Ação do Chegando junto tem foco na primeira infância e empregabilidade das mulheres

Cerca de 300 crianças são contempladas pelo projeto Pertencer – Espaço de Convivência

É possível saber se uma criança será bem-sucedida ou capaz de fazer boas escolhas no futuro? Há estudos que afirmam que apesar de não serem fatores únicos, vínculos familiares e ambientes saudáveis são essenciais ainda na primeira infância – que vai até seis anos – para desenvolver características cerebrais presentes em adultos autônomos e com mais qualidade de vida. Esse é o momento que as experiências, aprendizados, descoberta e afetos são levados para o resto da vida.
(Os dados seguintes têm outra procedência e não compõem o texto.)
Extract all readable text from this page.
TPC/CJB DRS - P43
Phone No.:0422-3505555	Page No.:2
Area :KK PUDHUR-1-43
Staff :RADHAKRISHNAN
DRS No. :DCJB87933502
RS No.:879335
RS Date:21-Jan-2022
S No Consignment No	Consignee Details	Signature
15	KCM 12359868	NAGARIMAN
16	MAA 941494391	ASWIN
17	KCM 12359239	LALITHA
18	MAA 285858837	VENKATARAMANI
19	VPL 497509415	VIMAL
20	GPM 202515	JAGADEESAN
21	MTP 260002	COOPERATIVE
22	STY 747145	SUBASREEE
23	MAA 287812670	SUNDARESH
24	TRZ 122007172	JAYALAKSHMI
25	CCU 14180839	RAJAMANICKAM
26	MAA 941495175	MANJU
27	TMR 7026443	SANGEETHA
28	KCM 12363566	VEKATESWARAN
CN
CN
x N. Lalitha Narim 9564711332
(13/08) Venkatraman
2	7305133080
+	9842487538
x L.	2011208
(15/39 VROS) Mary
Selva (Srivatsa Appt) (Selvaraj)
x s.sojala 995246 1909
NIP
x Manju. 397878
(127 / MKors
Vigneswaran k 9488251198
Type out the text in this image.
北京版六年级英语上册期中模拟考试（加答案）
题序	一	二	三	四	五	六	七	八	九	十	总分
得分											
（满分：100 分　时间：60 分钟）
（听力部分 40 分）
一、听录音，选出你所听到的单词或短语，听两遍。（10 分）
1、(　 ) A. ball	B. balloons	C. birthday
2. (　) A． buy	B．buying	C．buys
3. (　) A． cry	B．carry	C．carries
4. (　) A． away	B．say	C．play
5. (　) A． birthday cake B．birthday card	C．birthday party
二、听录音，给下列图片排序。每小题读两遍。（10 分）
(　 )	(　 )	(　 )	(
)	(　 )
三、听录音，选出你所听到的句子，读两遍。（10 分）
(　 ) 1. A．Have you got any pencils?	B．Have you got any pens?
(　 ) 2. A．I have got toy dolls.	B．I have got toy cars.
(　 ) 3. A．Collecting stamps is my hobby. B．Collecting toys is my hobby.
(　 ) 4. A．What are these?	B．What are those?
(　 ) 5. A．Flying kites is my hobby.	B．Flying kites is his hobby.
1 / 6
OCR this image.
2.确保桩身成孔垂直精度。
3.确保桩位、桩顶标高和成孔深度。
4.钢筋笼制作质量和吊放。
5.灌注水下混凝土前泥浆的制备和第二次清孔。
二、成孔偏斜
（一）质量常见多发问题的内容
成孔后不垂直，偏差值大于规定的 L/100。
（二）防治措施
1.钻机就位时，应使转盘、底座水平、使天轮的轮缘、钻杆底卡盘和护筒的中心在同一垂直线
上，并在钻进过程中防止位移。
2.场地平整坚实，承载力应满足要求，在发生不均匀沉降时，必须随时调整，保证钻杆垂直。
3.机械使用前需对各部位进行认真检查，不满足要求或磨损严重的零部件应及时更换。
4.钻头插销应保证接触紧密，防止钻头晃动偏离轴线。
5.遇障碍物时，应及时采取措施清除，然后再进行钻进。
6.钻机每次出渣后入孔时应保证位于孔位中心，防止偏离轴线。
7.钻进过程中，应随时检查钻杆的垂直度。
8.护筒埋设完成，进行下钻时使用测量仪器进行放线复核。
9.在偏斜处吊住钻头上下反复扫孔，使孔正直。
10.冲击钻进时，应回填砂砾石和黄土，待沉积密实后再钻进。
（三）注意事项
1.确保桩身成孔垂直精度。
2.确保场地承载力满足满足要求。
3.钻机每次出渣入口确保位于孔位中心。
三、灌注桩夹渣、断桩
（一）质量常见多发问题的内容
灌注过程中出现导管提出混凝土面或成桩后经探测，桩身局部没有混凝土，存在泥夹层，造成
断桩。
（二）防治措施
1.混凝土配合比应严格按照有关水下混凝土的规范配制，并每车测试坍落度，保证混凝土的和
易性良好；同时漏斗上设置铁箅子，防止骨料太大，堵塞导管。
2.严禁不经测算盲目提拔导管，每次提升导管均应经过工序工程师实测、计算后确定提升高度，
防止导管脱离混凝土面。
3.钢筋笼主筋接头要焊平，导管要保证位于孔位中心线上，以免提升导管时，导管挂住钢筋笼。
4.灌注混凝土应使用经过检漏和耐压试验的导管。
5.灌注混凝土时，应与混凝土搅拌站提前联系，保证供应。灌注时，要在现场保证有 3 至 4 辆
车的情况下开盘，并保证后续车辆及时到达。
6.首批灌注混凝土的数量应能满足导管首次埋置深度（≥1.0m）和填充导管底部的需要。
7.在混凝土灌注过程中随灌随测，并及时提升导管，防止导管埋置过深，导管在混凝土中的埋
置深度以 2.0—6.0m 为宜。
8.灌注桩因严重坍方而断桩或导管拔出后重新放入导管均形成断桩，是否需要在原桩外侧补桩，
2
Deixando marcas profundas no cérebro com a falta de estímulo, de cuidados, violência, despreparo dos cuidadores e educadores no começo da vida.

Ao assumir a pasta da secretaria de Habitação do Recife, Isabella de Roldão preocupou-se  em ultrapassar os limites da construção de moradias implantando o conceito de “habitabilidade”, e propôs ao prefeito Geraldo Julio  mudar a realidade dessas crianças dos habitacionais e comunidades do Recife através do Pertencer – Espaço de Convivência – que faz parte do Programa Chegando Junto.

O projeto cria em espaços de convivência onde as crianças são acolhidas por mães da própria comunidade engajadas no curso profissionalizante de Brinquedista na modalidade da Educação de Jovens e Adultos (EJA). “O Pertencer tem como principal foco o desenvolvimento infantil, estímulo ao pertencimento e reconhecimento da comunidade local e seu entorno. As crianças de seis meses a seis anos são orientadas a brincar com qualidade através de recursos como brinquedos e jogos lúdicos para o melhor desenvolvimento da primeira infância”, explicou a secretária de Habitação.

Segundo Isabella de Roldão, os primeiros anos de vida é o momento em que o cérebro, se estimulado adequadamente, atingirá o seu potencial máximo de aprendizado (plasticidade). Habilidades como linguagem ou raciocínio lógico começam a ser desenvolvidas já durante a gestação, mas até a primeira infância, elas são definitivamente consolidadas. “Nessa fase o cérebro da criança é moldado a partir das experiências que ela tem, e do ambiente que ela vive. Até os três anos de idade, o cérebro cresce e se desenvolve a uma velocidade surpreendente. É quando a criança aprende a enxergar, detectar sons, andar, falar, identificar quantidades e construir uma série de outras habilidades”, explica.

Isabella ainda reforça que não se pode trabalhar a primeira infância sem fazer um recorte e debater a discussão de gênero. Fomentando a esperança e a cidadania junto às mulheres beneficiárias do projeto que passa a empoderar e mudar suas realidades, bem como de suas crianças e das comunidades nas quais estão inseridas através de ações voltadas para a profissionalização e geração de renda. “A acolhida permite que as mães voltem a ter chances de disputar uma vaga de trabalho no mercado formal e concede a elas uma segunda chance de reinterpretar seus próprios destinos. Ao oferecer este espaço, estimulamos que essas mulheres voltem a estudar, se qualifiquem, abracem uma nova profissão e se apropriem de suas escolhas”, enfatizou a secretária.

Atualmente, o projeto funciona em dois habitacionais do Recife, o Padre Miguel e o Travessa do Gusmão, localizados no bairro de Afogados, São José, respectivamente e na comunidade de Caranguejo Tabaiares, na Ilha do Retiro. Em fevereiro, o Habitacional Abençoada Por Deus, na Iputinga, recebeu o projeto, e com esta nova unidade, o Pertencer chega a 300 crianças contempladas e 50 mães-colaboradoras participando do programa.